Dr. Shannon M. Ruzycki

Commenting on the study but not involved in it, internist Shannon M. Ruzycki, MD, MPH, an assistant professor in the Cumming School of Medicine at the University of Calgary Medical Centre in Alberta, Canada, said the findings are not surprising. “In nearly every setting where gender differences are studied in academic medicine, women are found to be disadvantaged compared to men. These differences are not attributable to skill, merit, or career attainment, but rather appear to be arbitrary and due to biases. They add up across time and likely contribute to the larger differences we see between men and women in promotion, compensation, and awards.”

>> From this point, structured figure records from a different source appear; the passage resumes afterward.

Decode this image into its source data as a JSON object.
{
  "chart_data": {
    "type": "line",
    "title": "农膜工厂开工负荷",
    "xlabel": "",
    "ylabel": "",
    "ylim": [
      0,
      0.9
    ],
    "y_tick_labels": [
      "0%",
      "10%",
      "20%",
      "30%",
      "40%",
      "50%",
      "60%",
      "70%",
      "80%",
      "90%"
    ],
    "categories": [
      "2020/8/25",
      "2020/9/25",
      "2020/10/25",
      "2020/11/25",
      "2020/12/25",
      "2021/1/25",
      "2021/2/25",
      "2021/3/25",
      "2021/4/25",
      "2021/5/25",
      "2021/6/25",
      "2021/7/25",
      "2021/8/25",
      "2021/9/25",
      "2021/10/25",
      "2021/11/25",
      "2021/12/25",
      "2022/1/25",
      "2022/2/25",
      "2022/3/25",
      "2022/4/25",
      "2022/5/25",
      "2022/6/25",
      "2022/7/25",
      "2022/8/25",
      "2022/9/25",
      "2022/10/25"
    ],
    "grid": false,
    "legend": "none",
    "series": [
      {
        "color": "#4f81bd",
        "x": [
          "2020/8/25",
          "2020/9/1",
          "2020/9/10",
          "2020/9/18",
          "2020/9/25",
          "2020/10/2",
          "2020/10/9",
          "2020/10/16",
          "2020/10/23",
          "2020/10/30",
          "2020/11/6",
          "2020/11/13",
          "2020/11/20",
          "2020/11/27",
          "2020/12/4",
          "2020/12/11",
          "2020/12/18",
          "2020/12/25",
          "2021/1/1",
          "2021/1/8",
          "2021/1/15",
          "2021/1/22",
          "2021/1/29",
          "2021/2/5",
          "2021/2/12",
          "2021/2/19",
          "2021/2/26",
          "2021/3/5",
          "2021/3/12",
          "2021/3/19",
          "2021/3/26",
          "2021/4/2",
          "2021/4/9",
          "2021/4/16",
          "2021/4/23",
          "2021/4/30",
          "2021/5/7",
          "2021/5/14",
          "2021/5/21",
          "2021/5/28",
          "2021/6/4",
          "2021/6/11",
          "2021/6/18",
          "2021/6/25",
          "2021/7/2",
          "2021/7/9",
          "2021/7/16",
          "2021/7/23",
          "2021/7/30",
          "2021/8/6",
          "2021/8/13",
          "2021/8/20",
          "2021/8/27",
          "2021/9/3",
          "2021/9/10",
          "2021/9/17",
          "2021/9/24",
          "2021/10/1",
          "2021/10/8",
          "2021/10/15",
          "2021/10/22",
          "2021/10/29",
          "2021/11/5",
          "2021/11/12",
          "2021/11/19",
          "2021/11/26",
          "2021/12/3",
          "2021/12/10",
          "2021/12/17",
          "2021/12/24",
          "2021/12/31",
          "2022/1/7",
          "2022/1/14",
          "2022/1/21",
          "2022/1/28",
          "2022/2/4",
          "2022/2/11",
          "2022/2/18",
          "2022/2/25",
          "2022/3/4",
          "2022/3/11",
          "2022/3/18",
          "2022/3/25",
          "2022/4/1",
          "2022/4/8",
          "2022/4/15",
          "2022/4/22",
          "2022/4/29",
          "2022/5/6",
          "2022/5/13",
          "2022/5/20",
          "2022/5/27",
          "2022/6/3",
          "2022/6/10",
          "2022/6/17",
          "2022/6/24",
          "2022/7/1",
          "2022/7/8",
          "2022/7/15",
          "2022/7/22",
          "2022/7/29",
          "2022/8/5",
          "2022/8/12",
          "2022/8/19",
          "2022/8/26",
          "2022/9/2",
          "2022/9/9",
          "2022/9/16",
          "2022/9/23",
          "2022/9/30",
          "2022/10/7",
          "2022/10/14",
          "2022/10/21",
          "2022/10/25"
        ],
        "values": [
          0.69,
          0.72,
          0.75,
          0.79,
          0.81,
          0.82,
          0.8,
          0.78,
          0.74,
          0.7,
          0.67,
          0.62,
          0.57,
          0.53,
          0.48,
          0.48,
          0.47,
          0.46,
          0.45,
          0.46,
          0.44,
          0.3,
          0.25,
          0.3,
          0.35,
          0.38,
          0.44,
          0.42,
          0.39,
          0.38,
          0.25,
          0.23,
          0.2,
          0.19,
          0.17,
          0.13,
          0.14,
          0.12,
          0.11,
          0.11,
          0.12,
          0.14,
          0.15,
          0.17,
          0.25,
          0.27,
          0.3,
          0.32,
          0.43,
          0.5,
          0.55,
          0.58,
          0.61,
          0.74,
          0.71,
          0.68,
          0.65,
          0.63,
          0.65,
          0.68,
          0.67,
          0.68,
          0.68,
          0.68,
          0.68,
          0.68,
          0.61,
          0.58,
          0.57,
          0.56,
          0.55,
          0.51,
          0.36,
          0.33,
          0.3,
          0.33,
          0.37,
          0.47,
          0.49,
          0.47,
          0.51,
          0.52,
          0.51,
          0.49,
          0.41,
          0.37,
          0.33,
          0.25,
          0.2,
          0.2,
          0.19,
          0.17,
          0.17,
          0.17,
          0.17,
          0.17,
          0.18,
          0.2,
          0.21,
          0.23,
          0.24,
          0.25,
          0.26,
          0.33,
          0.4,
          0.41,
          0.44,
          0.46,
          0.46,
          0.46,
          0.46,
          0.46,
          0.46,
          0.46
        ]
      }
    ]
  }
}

Ruzycki, lead author of a study of women presenters at medical conferences, noted that differences in gender representation in academia, academic medicine, and clinical trials are similar “because the underlying causes are similar.” On the positive side, she added, conference planning committees are using strategies to reduce bias in how presenters are selected by masking the names and/or institutions of those are submitting abstracts and are being more intentional in inviting a diverse panel of qualified speakers.

“However, one strategy alone is unlikely to address such an insidious problem that affects all parts of selection,” she said. “For example, if pharmaceutical companies believe that men presenters are seen as more authoritative or knowledgeable than women presenters, they will select men to be the first author on submitted abstracts which could deprive these opportunities for deserving women candidates.”

Ruzycki attributed the imbalance to systems (academia, medicine, science) designed by men who lack empathy for the experiences of women. “In the same way you can never really understand how exhausting it is to be a parent until you become a parent or how challenging it can be to have a physical disability until you break a leg and have to navigate the world on crutches, it is really challenging for men to understand how cold and hostile these settings can be for women.”

Many of the things that make conferences, academia, and medicine so challenging for women have straightforward solutions, however, Ruzycki added. Onsite childcare, scrubs that fit women, operating room equipment that is ergonomic for women surgeons — even more washroom stalls would help. “If only we listened and cared about things that didn’t directly impact us.”

This study was supported by the 2023 Travel Grant from the International Organization for the Study of Inflammatory Bowel Diseases. One coauthor serves as a consultant or on advisory boards for AbbVie, Amgen, Bristol Myers Squibb, Celsius Therapeutics, Eli Lilly, Gilead Sciences, Janssen Pharmaceuticals, and Pfizer Pharmaceutical. She is a teacher, lecturer, and speaker for Janssen and Takeda Pharmaceuticals. The remaining authors disclosed no conflicts. Ruzycki had no relevant conflicts of interest to declare. 

A version of this article appeared on Medscape.com.